Biden Snubs Musk? He Sought Tesla's Help Privately On His First Day In Office

President Joe Biden rarely mentions Tesla in public, but newly revealed emails show that his administration privately relied on Tesla to help shape a new policy that would allow electric vehicles to benefit from lucrative US subsidies for renewable fuels.

The emails show that on Biden's first day in office, his administration contacted Tesla, thus kicking off a process of consultation between federal officials and companies involved in the electric vehicle industry. Over the following months, the two sides held a series of meetings on renewable fuel policy reform.

The early and extensive engagement undertaken by the Biden administration demonstrated that expanding the scope of the US Renewable Fuel Standard (RFS) as a tool for electrifying US vehicles was one of Biden's priorities for addressing climate change. The Renewable Fuel Standard dates back to 2005 and is a federal program that requires a minimum amount of renewable fuel in transportation fuels sold in the US. So far, it has mainly subsidised corn-based ethanol.

Meanwhile, the White House's outreach to Tesla also suggests that the Biden team has been trying to engage Tesla in a key policy push for a long time, despite Biden and Tesla founder Elon Musk's public battles. Biden has set a goal that half of all new cars sold in 2030 will be zero-emission vehicles.

Asking for Tesla's help

In January 2021, on the morning Biden was sworn in as US president, EPA staffer Dallas Burkholder sent an email to Tesla's top lobbyist, Rohan Patel, asking for a meeting to discuss how to include electric vehicles in the Renewable Fuel Standard, documents show. They arranged a meeting a week later, records show.

Since then, the US EPA has held more meetings on the topic with Tesla, the group Waste Management, which represents biogas producers, Republic Services and charging station companies such as ChargePoint Holdings. The emails show that the EPA also held at least one meeting with White House staff, including climate adviser Ali Zaidi, to discuss reform.

The White House under Biden has been a staunch supporter of the electric vehicle industry, pinning its hopes of fighting climate change largely on getting more electric cars on the road. A bipartisan infrastructure bill passed last year included $7.5 billion for new electric vehicle charging stations, and Biden has sought to reinstate expired tax credits to help consumers buy new vehicles.

Early indications are that the government is leaning towards a rule that would favour carmakers such as Tesla, allowing them to maximise the use of so-called "electric renewable energy identification numbers" (e-RINS). But industry sources said the reform could also extend subsidies to related industries, such as car-charging companies and landfills that supply renewable methane to power plants.

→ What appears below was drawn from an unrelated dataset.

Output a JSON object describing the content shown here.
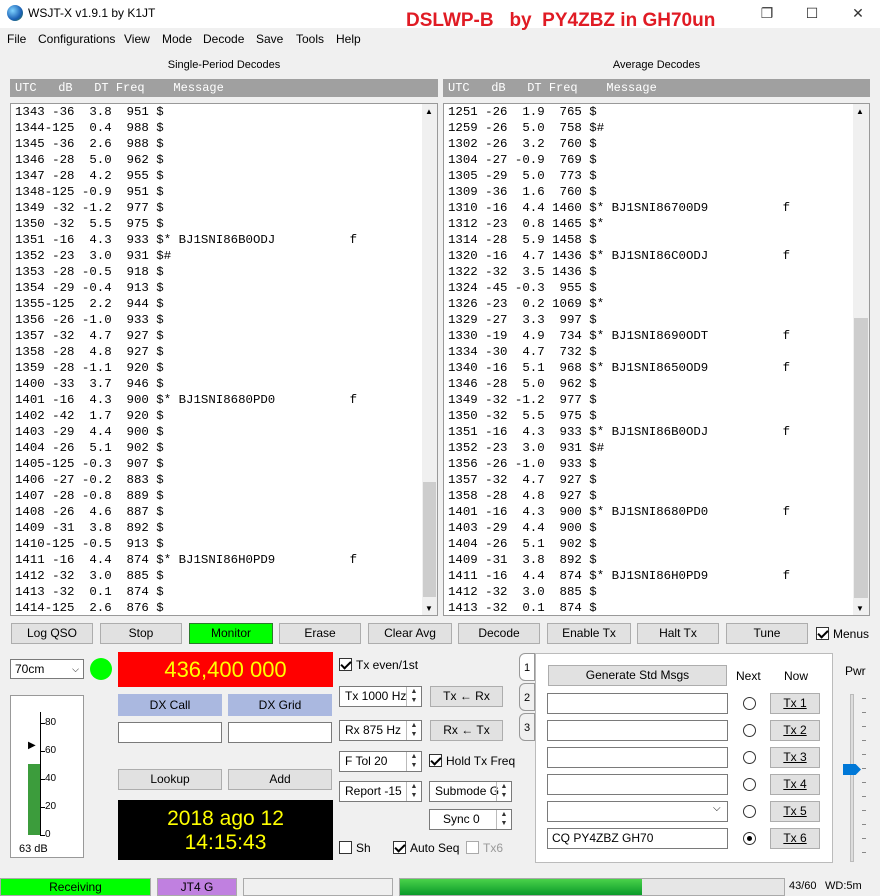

Tesla is looking to make changes to the renewable fuel standard that would allow it to earn renewable fuel credits based on kilowatt hours driven by the car or a similar metric, people familiar with the matter said. Tesla has also looked at working with biogas producers to give them leverage in any market the new rules create.

Even so, Elon Musk has often been at odds with the White House, having tweeted harsh criticism of Biden. In February, Biden publicly acknowledged Tesla's role in electric car manufacturing after Elon repeatedly complained about being ignored by Musk.

The EPA has said it is consulting "all interested stakeholders" in its policy evaluation of the Renewable Fuel Standard. Tesla and the White House have not yet commented.